What's (love) bugging me today

Every time I feel justified in arguing that the newspaper industry is too understaffed/underfunded and is too doing the best it can with the resources it has, I run into a newspaper story like this.

Lemme help you out here.

  • Nobody but Lindsay Lohan and the people she sleeps with should care whom Lindsay Lohan sleeps with.
  • Nobody outside the entertainment bidness and her family and close friends should care about Lindsay Lohan, period.
  • Anybody who does care about Lindsay Lohan, whether or not he/she ought to care, almost certainly has better places to check for information on her than the Arizona freakin' Republic.

Yeesh. It's hard enough tryin' to keep this bidness alive without its trying to kill itself all the time.

Carolina v. Duke, Round 2 ...

... is 9 p.m. Saturday. 'Til then, expect saturation coverage -- from "every ESPN entity" and from Mr. Sun!.

Weapons-grade whiskey

Never have I been so proud to be of Scots descent.

A 17TH-CENTURY firewater, more than two spoonfuls of which was said to be enough to kill a grown man, is to be revived by a whisky distillery in Scotland.

A single drop of the ancient drink of “usquebaugh-baul” was described by the travel writer Martin Martin in 1695 as powerful enough to affect “all members of the body”. He added: “Two spoonfuls of this last liquor is a sufficient dose; if any man should exceed this, it would presently stop his breath, and endanger his life.”

Twelve barrels of the world’s most alcoholic whisky, or enough to wipe out a medium-size army, will be produced when the Bruichladdich distillery revives the ancient tradition of quadruple-distilling today. With an alcohol content of 92 per cent, the drink may not be the most delicate single malt ever produced but it is by far and away the world’s strongest. Malt whisky usually has an alcohol content of between 40 per cent and 63.5 per cent.

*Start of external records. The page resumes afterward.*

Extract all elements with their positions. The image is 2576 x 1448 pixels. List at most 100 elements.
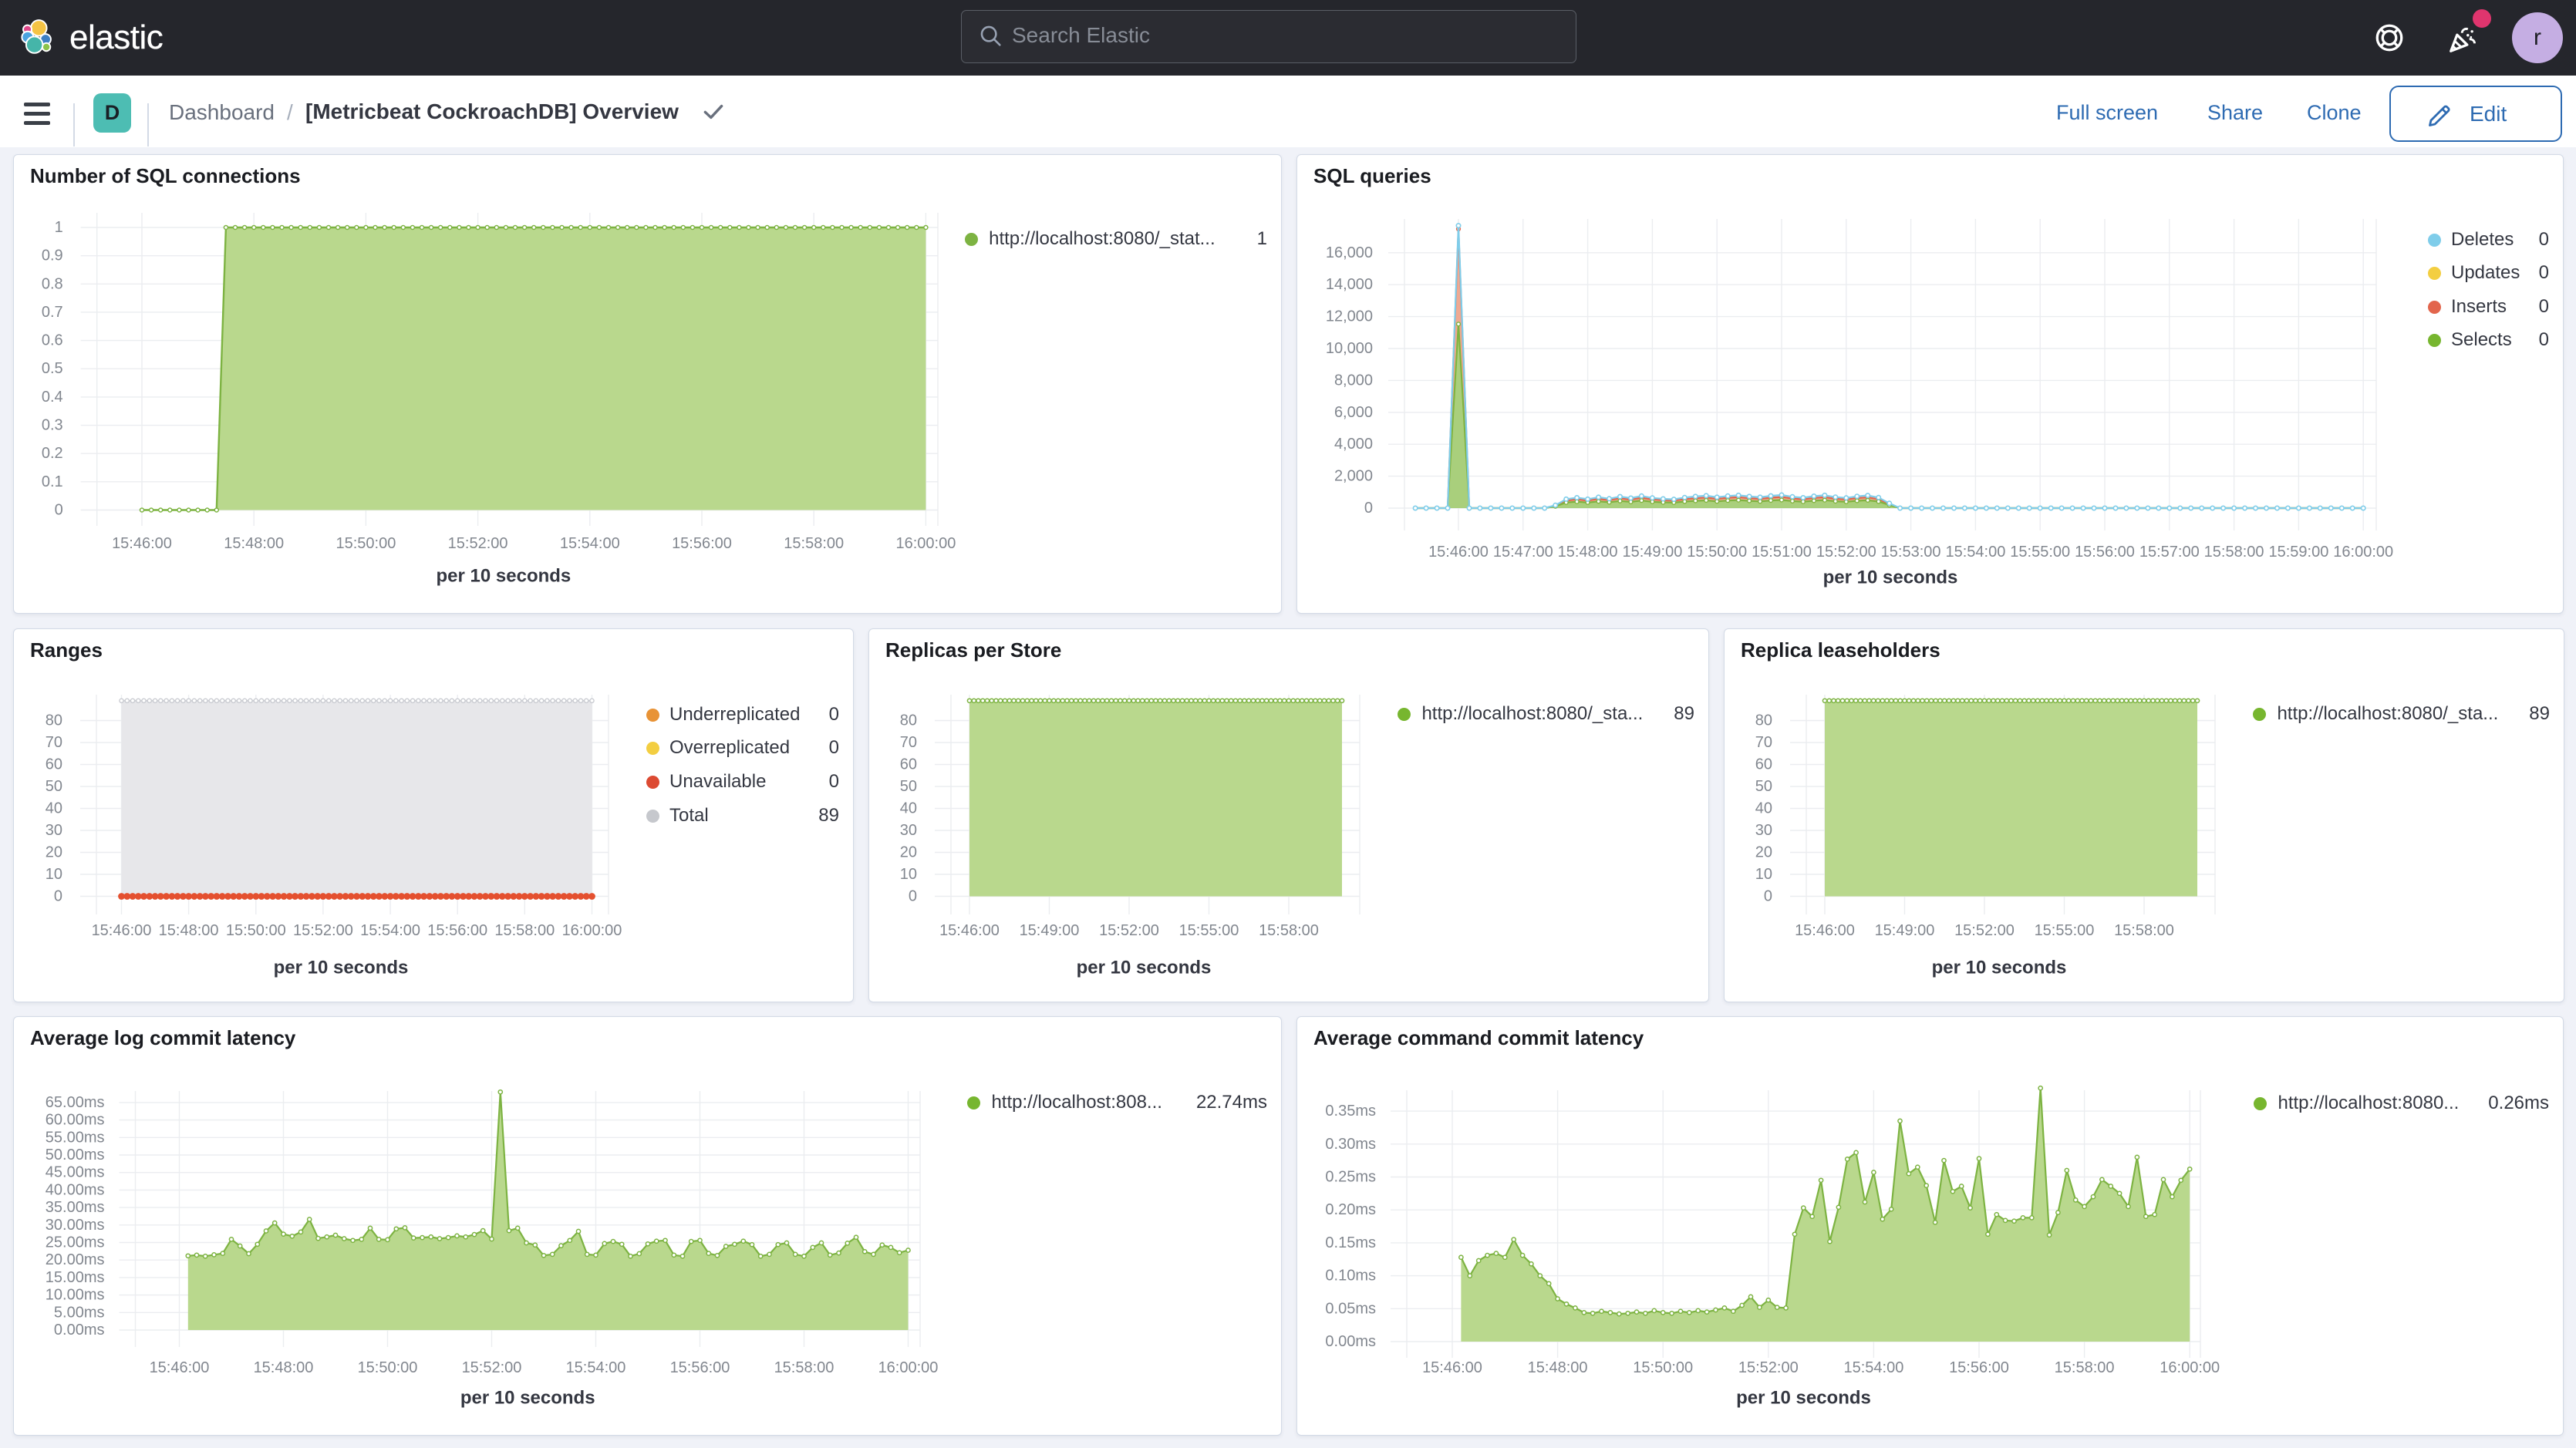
svg-text:30.00ms: 30.00ms [46,1217,105,1234]
svg-text:0.7: 0.7 [42,304,63,321]
svg-text:16:00:00: 16:00:00 [878,1359,939,1376]
svg-text:15:48:00: 15:48:00 [254,1359,314,1376]
svg-text:55.00ms: 55.00ms [46,1129,105,1146]
svg-text:15:55:00: 15:55:00 [1179,922,1239,939]
svg-text:2,000: 2,000 [1334,468,1373,485]
svg-text:65.00ms: 65.00ms [46,1094,105,1111]
svg-text:40: 40 [900,800,917,817]
svg-text:30: 30 [1755,822,1772,839]
svg-text:0.05ms: 0.05ms [1325,1300,1376,1317]
svg-text:16:00:00: 16:00:00 [895,535,956,552]
svg-text:15:48:00: 15:48:00 [1528,1359,1588,1376]
svg-text:0.10ms: 0.10ms [1325,1268,1376,1285]
svg-text:15:46:00: 15:46:00 [92,922,152,939]
svg-text:20.00ms: 20.00ms [46,1251,105,1268]
svg-text:12,000: 12,000 [1326,308,1373,325]
svg-text:15:57:00: 15:57:00 [2139,544,2200,561]
svg-text:15:50:00: 15:50:00 [358,1359,418,1376]
svg-text:15:56:00: 15:56:00 [670,1359,730,1376]
svg-text:15:54:00: 15:54:00 [1945,544,2005,561]
svg-text:0.5: 0.5 [42,360,63,377]
svg-text:70: 70 [46,734,62,751]
svg-text:15:52:00: 15:52:00 [448,535,508,552]
svg-text:16:00:00: 16:00:00 [2333,544,2393,561]
svg-text:0.20ms: 0.20ms [1325,1201,1376,1218]
svg-text:10: 10 [46,866,62,883]
svg-text:15:58:00: 15:58:00 [1259,922,1319,939]
svg-text:40.00ms: 40.00ms [46,1181,105,1198]
svg-text:10.00ms: 10.00ms [46,1287,105,1304]
svg-text:0: 0 [1364,500,1373,517]
svg-text:15:46:00: 15:46:00 [150,1359,210,1376]
svg-text:0.2: 0.2 [42,445,63,462]
svg-text:15:51:00: 15:51:00 [1752,544,1812,561]
svg-text:50.00ms: 50.00ms [46,1147,105,1163]
svg-text:15:56:00: 15:56:00 [1949,1359,2009,1376]
svg-text:6,000: 6,000 [1334,404,1373,421]
svg-text:15:48:00: 15:48:00 [1558,544,1618,561]
svg-text:15:46:00: 15:46:00 [1428,544,1489,561]
svg-text:16,000: 16,000 [1326,244,1373,261]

With the first spirit run expected at lunchtime today, the distillery urged whisky lovers to tune in live on its webcams — “that is, if the distillery doesn’t blow up in the process”.

The US Secret Service admitted in 2003 that it had been monitoring the distillery because the difference between distilling a fine whisky and making chemical weapons was "just a small tweak."

The Web cams are here; doesn't look like anything blew up.

The distillery's master distiller says that when the stuff's ready to drink in about 10 years, the flavor will be "floral." Funny guy, that master distiller.